Der entstandene Text ist daher, wie viele andere aus meiner Feder, in erster Linie ein Versuch der Selbstbelehrung und ein Dokument dieses Versuches. Darüber hinaus ist es auch ein Versuch, einer verhängnisvollen Tendenz unserer konfliktreichen Zeit entgegenzuwirken, nämlich der Ausblendung der Vorgeschichte eines Konfliktes. Man könnte das Geschichtsvergessenheit nennen. Als Beispiel dafür kann der Ukrainekrieg gelten, wo man uns unablässig einzureden versucht, er hätte begonnen durch den unprovozierten Überfall Russlands auf die Ukraine. Doch jeder Konflikt, zumal einer von der Schwere des Ukrainekrieges, hat seine Vorgeschichte, und Gerechtigkeit ist nur möglich, wenn man auch diese kennt und in sein Urteil einbezieht. Ihre Vorgeschichte hat auch die Attacke der Hamas auf Israel vom 7. Oktober 2023 ― sie ist bereits mehr als hundert Jahre lang. Die Attacke zu verurteilen ist leicht, wenn man ihre Vorgeschichte ausblendet, wenn man so tut, als wäre sie ein Blitz aus wolkenlosem Himmel gewesen. Ich will niemanden tadeln, wenn er es vorzieht, zu vergessen, statt sich zu erinnern; wenn er, um im Bild zu bleiben, es also vorzieht, Lethe statt Mnemosyne zu trinken. Nur möge er dann schweigen und sich des Urteils enthalten. Man tadle aber auch mich nicht, wenn ich es selbst umgekehrt halte.

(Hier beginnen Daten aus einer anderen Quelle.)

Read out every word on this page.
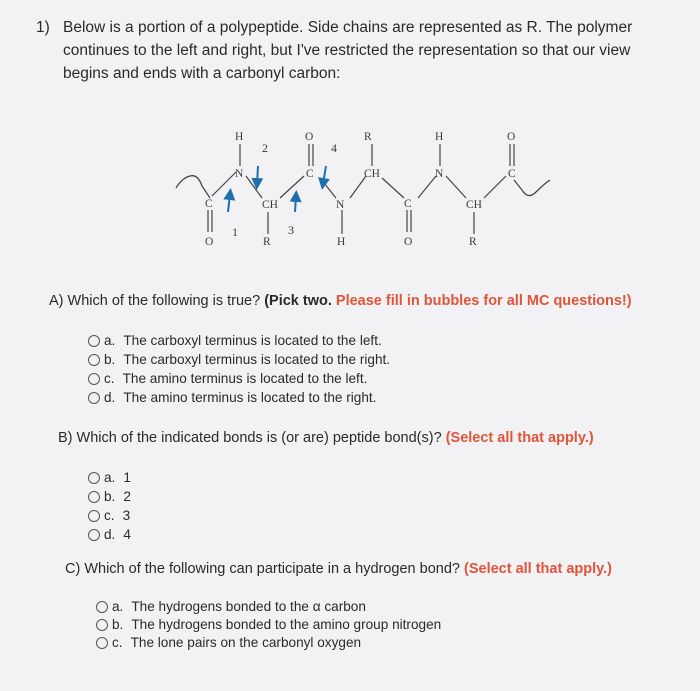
1) Below is a portion of a polypeptide. Side chains are represented as R. The polymer
continues to the left and right, but I've restricted the representation so that our view
begins and ends with a carbonyl carbon:
H
N
C
O
C
O	R
R
CH	N
H
C
O
CH
R
H
N
CH
C
O
1
2
3
4
A) Which of the following is true? (Pick two. Please fill in bubbles for all MC questions!)
a. The carboxyl terminus is located to the left.
b. The carboxyl terminus is located to the right.
c. The amino terminus is located to the left.
d. The amino terminus is located to the right.
B) Which of the indicated bonds is (or are) peptide bond(s)? (Select all that apply.)
a. 1
b. 2
c. 3
d. 4
C) Which of the following can participate in a hydrogen bond? (Select all that apply.)
a. The hydrogens bonded to the α carbon
b. The hydrogens bonded to the amino group nitrogen
c. The lone pairs on the carbonyl oxygen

Wenn einer wie ich seit nunmehr fünfundfünfzig Jahren in Wien lebt, hat er nur zwei Möglichkeiten: entweder der Ignorant zu bleiben, der er war, als es ihn in diese Stadt verschlagen hat, oder nach und nach zum Historiker zu werden, freilich zu keinem professionellen, sondern zu einem höchst amateurhaften. Der nachstehende Text ist das Werk eines solchen, nicht mehr, aber auch nicht weniger. Er ist aber auch die Basis für weitere Tauchgänge in die Tiefen der Zeit.